A ré contestou, defendendo-se por impugnação e concluindo por pedir a sua absolvição de todos os pedidos.
As autoras ofereceram réplica (fls. 295-310).
2. No despacho saneador, a 14.07.2000, julgou-se o tribunal incompetente em razão da matéria para conhecer da presente acção e, em consequência, absolveu-se a ré da instância (fls. 340).
Interpuseram as autoras recurso de agravo, a que o Tribunal da Relação de Lisboa, embora "por razões totalmente distintas das expostas pelo tribunal de 1ª instância", negou provimento, decidindo:
- julgar incompetente em razão da matéria o tribunal cível de Lisboa para conhecimento da presente acção;
- julgar competente o tribunal de comércio para dela conhecer (acórdão de 10.05.2001 - fls. 385).

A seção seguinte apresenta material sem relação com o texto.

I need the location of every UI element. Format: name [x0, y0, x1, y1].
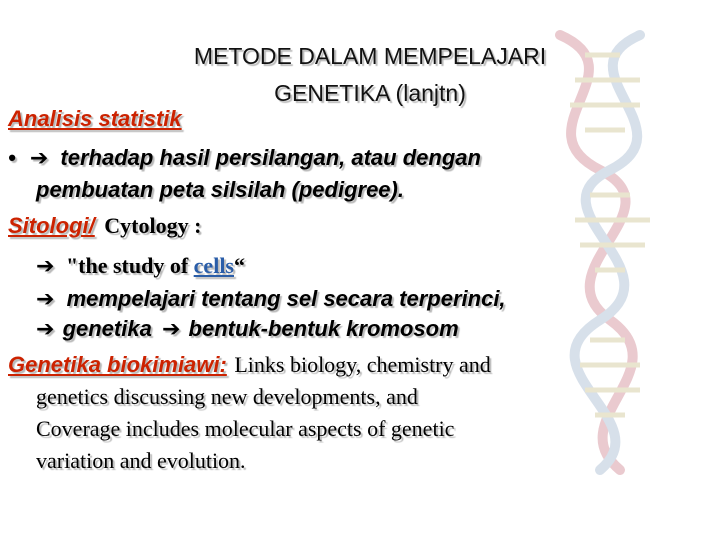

3. Continuando inconformadas, interpuseram recurso de agravo para este Supremo Tribunal, oferecendo alegações de que extraíram as seguintes conclusões:
"1ª A consequência retirada pelo Tribunal da Relação de Lisboa quanto à incompetência do Tribunal Cível de Lisboa não implicava, como sucedeu, a absolvição da Ré da Instância;
2ª Tendo a acção intentada pelas ora Agravantes dado entrada no Tribunal Cível de Lisboa em 9 de Setembro de 1999 e, ao abrigo do disposto no artigo 72º, nº 4, do Decreto-Lei nº 186-A, de 31 de Maio (que regulamentou a referida Lei nº 3/99, de 13 de Janeiro), só em 15 de Setembro de 1999 entraram em funcionamento os Tribunais de Comércio para a efectivação da sua competência, designadamente, em matérias relativas a direitos de Propriedade Industrial, verifica-se que houve um erro na distribuição;
3ª A acção devia ter sido distribuída ao Tribunal de Comércio de Lisboa, por efeito da aplicação, nesse momento da distribuição, do artigo 72º, nº 4, do Decreto-Lei nº 186-A, de 31 de Maio ;
4ª Tal como refere o douto Acórdão do Tribunal da Relação de Lisboa, proferido no Processo nº 2526/00- 8ª Secção "tendo (o recurso de marca) sido distribuído pelos Juízos Cíveis (da Comarca de Lisboa), ocorreu erro de distribuição e não excepção de incompetência em razão da matéria, pelo que não deve o recurso ser indeferido liminarmente, mas deve ser mandado remeter ao referido Tribunal de Comércio, nos termos do artigo 210º, nº 1, do CPC";
5ª No caso sub judice, onde ocorreram, precisamente, factos como os atrás referidos, também a acção judicial intentada pelas Agravantes foi incorrectamente distribuída ao 13° Juízo Cível da Comarca de Lisboa (actual 13ª Vara Cível);
6ª O douto Acórdão recorrido, ao julgar procedente a excepção da incompetência material desse Tribunal, absolvendo a Ré da instância, acaba por não ter em consideração que, tendo havido erro na distribuição, a acção deveria ter sido distribuída ao Tribunal de Comércio de Lisboa;
7ª Salvo o devido respeito, o douto Acórdão recorrido não verificou que existiu uma irregularidade na distribuição da acção judicial em causa o que permitiria, ao abrigo do disposto no nº 1 do artigo 210º do C.P.C., a remessa dos autos ao Tribunal de Comércio de Lisboa para a competente distribuição e o seu consequente prosseguimento;
8ª O vício da irregularidade na distribuição pode ser oficiosamente suprido (1) pelo Tribunal, conforme consta, expressamente, da previsão do nº 1 do artigo 210º do C.PC;
9ª Tendo havido erro na distribuição e existindo a possibilidade legal, através da competente distribuição, do prosseguimento dos autos no Tribunal competente, entendem as ora Agravantes que os mesmos devem ser remetidos ao Tribunal de Comércio de Lisboa para esse efeito".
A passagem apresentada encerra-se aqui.